Binge Eating Disorder

Binge Eating Disorder

04/30/14 James Winston

Oftentimes, binge eating disorder is confused with food addiction; however they are different. Binge eating disorder, also known as compulsive overeating, is used to describe a behavior that is often done in response to a person’s unresolved history of trauma and/or family difficulties. In addition, the person with a binge eating disorder may have difficulty understanding his or her feelings and may have limited healthy self-soothing skills to deal with difficult emotions. Instead, the person reaches for food as a coping mechanism to self-soothe when experiencing memories of traumatic events, is under significant stress, or may be dealing with many family difficulties.

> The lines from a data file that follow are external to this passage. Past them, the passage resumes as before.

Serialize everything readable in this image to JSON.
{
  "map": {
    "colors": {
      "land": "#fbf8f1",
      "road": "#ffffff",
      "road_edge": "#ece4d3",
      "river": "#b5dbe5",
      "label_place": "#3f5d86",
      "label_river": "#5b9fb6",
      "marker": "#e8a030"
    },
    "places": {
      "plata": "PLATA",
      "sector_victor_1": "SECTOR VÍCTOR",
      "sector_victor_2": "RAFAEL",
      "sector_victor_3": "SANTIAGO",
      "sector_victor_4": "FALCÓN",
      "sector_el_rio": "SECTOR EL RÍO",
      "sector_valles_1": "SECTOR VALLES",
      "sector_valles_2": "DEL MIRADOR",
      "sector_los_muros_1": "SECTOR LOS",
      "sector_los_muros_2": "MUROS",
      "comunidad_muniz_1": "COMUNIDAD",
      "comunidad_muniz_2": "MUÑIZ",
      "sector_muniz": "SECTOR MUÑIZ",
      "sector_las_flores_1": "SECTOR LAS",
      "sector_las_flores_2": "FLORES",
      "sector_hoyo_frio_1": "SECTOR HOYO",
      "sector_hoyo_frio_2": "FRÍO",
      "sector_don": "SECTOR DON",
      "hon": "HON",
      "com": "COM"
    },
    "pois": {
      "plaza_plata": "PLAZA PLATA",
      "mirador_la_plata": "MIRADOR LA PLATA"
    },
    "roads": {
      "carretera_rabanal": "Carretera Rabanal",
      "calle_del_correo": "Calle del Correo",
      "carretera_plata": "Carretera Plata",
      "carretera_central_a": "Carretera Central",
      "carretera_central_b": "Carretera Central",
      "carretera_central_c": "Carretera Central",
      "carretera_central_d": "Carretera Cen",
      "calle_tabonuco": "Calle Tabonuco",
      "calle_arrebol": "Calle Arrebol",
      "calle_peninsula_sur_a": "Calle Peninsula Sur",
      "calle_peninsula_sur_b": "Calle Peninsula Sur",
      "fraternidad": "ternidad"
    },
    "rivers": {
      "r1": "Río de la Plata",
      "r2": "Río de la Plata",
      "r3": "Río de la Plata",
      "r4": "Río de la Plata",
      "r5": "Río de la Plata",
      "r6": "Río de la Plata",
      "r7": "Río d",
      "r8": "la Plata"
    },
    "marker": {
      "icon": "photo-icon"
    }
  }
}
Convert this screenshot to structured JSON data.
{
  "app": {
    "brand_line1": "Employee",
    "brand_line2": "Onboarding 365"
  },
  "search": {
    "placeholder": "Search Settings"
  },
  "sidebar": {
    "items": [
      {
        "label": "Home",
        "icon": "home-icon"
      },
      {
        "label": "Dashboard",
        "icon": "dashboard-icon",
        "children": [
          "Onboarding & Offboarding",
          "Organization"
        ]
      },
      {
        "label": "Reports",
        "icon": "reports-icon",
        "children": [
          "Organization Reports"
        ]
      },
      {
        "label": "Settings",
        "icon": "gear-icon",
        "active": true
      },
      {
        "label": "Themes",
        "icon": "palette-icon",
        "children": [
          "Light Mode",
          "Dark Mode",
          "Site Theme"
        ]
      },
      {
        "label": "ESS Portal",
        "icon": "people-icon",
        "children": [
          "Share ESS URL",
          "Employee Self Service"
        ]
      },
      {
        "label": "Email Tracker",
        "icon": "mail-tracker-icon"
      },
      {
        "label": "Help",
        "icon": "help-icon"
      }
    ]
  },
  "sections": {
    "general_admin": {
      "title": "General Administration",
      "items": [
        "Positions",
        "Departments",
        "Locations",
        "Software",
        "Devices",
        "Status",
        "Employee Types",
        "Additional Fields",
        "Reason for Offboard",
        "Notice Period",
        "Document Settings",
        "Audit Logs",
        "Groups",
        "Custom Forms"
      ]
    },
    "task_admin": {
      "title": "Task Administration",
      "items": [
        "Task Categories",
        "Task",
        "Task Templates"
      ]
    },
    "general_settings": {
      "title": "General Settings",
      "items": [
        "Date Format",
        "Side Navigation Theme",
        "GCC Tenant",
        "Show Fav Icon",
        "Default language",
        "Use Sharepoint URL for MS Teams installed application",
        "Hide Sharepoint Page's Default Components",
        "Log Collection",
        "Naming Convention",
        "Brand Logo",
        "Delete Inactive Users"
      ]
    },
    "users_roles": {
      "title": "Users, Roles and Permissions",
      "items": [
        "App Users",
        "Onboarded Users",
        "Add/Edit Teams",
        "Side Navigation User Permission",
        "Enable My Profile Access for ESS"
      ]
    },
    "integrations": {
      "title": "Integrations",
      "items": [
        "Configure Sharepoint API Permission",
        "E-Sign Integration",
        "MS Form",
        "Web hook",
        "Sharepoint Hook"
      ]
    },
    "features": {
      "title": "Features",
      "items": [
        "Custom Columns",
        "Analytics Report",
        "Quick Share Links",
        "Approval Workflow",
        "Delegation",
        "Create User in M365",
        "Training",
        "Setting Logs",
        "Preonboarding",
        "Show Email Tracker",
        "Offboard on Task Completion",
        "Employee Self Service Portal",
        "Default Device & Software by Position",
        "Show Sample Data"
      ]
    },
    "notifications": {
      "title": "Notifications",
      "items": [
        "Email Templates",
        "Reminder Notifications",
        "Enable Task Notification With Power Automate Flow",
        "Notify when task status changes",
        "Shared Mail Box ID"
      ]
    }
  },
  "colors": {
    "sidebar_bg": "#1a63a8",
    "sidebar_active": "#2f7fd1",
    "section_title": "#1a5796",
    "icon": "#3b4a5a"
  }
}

In the case of a binge eating disorder, there is not one specific food that the person feels drawn to, rather the person will binge on what is available to help soothe the present pain, frustration, or current stressor he or she is experiencing. Using food as a way to manage these psychological stressors has been shown to be temporarily effective, hence the reason people continue to reach for food during these times. The problem is the long-lasting negative consequences of binging on food as a means of self-soothing and managing stress. It is not uncommon for people who struggle with binge eating disorder to also be overweight, and possibly have heart problems and/or diabetes, as well as other physical health complications. What is often an underlying psychological issue, may present itself as physical problems in the doctor’s office. Below are some things to think about, if you are questioning whether you have a binge eating disorder:

  • Do you find yourself eating large amounts of food in short periods of time and do not realize at the time what you are doing? Later on you may find lots of empty wrappers and containers indicating consumption of large amounts of food.
  • Have you developed food rituals, i.e. only will eat particular foods or food groups, excessive chewing, or do not allow your food to touch?
  • Do you often hide your body with baggy clothes?
  • Do you create lifestyle schedules or rituals to make time for binge-sessions?
  • Do you skips meals or take small portions of food at regular meals?
  • Do you find that you have periods of uncontrolled, impulsive, or continuous eating beyond the point of feeling comfortably full?
  • When you binge, do you NOT purge your food?
  • Do you engage in sporadic fasting or repetitive dieting?

If you answered “Yes” to many of these questions, you may want to explore in more depth your relationship with food. There may be a connection between your food intake and possible traumatic event(s) that occurred in your life or on-going family stressors you are experiencing and have possibly been experiencing for years.